Sunday, February 25, 2007

Music at Risk

"Music is a language. It speaks. If my students could speak as well - I would be as content as you are! The best speaking students are those who speak from the heart. Those students do well because their learning is the result of loving."
-Leon Pearson, French teacher
"NCLB is rapidly pushing “frills” out of the curriculum. Has research now established that art, music, physical activity and so on have nothing to do with scientific and mathematical reasoning ability?"
-Marion Brady.

Among its many failings the most frightful effect of NCLB is its impact on the arts. As a music teacher of 33 years, I've always assumed that my job was at risk and entirely dependent on the benevolence of the School Board and Board of Supervisors. It was always my strategy to make my music program such an institution and so much a part of the core of the curriculum that my job would never be jeopardized. While I can never say that my job was in any real jeopardy, I never achieved my goal of become an essential part of the wider school program. As testing and faux rigor became more and more of an emphasis in my school, piece after piece of my music program was stripped away. Student performances became limited in size and scope, performing groups curtailed, and access to students became more and more difficult. I finally took my early retirement instead of retrenching yet again in the face of cuts to the program and even more restrictions on access to students.

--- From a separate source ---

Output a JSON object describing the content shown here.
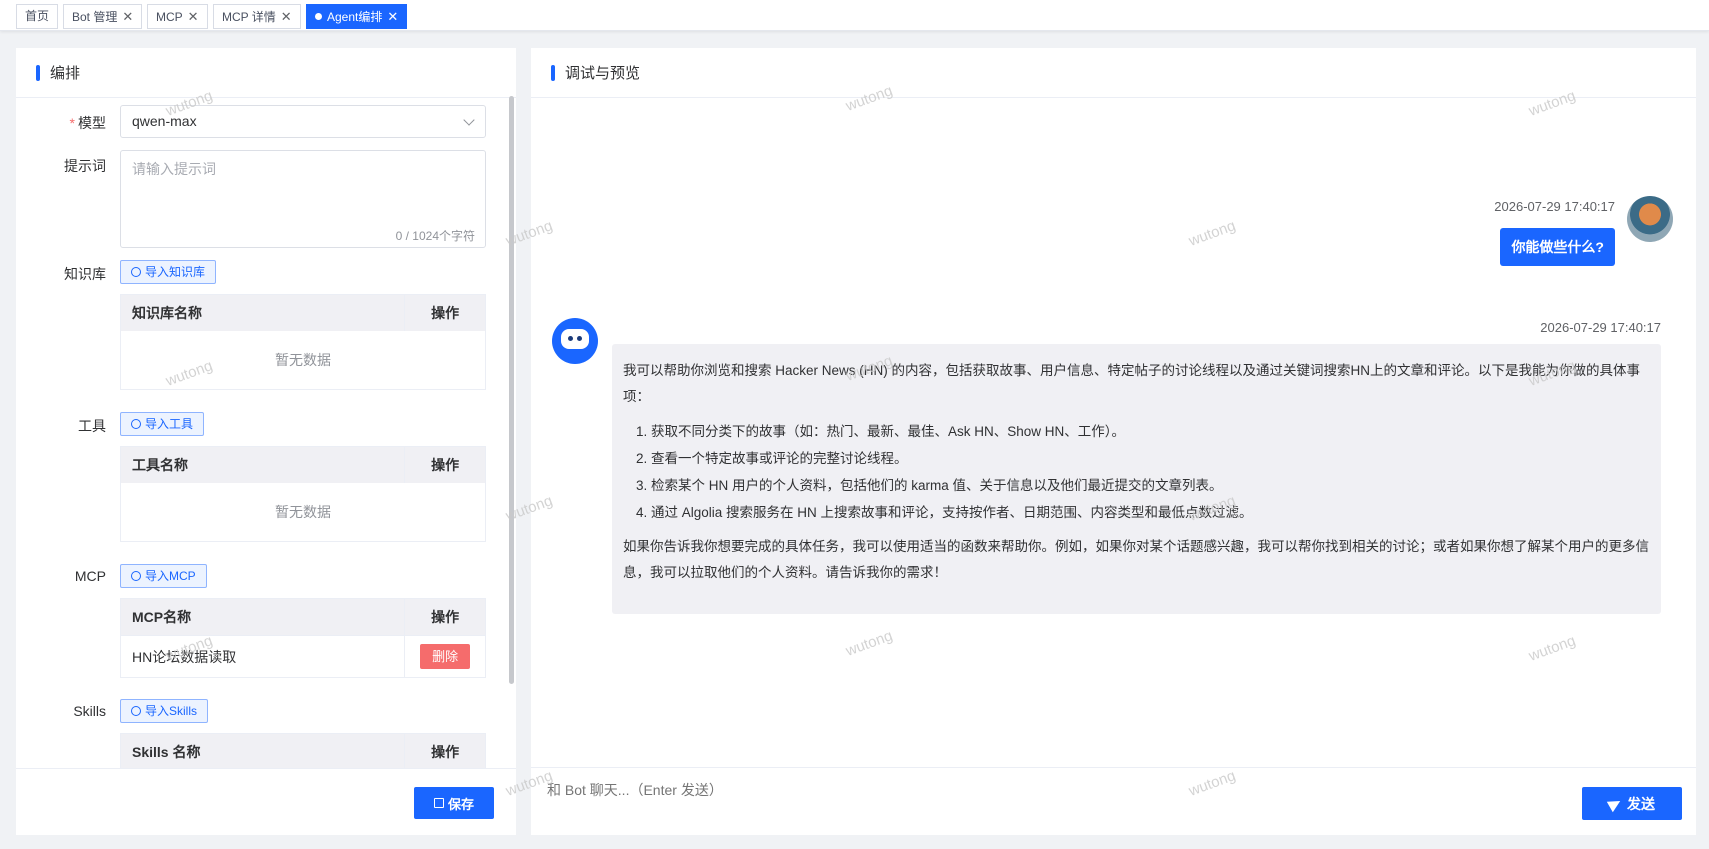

And just this week, current events from Illinois..

"It's simple how No Child Left Behind affects my students: They will be without the visual arts, or music starting with the 2006-07 school year. Our district had to make budget cuts of $400,000. The only fine arts teacher left standing is the band instructor."
-Charlotte Combs, an Illinois Art Teacher

I fear that across the country, arts programs that were already stressed to the point of breaking in what has always been a "hard sell" environment will now simply disappear in the wake of high stakes testing. It's happening in bits and pieces, a slowly crumbling dyke holding back the flood of high minded education reform with testing as its centerpiece. Music will never die, but it might not be a part of education. Lowell Mason's legacy is in danger. Quality education is at stake. Reform is possible. Testing is only a small part of accountability. Music and the arts are essential in education

"for in the patterns of music and all the arts are the keys to learning."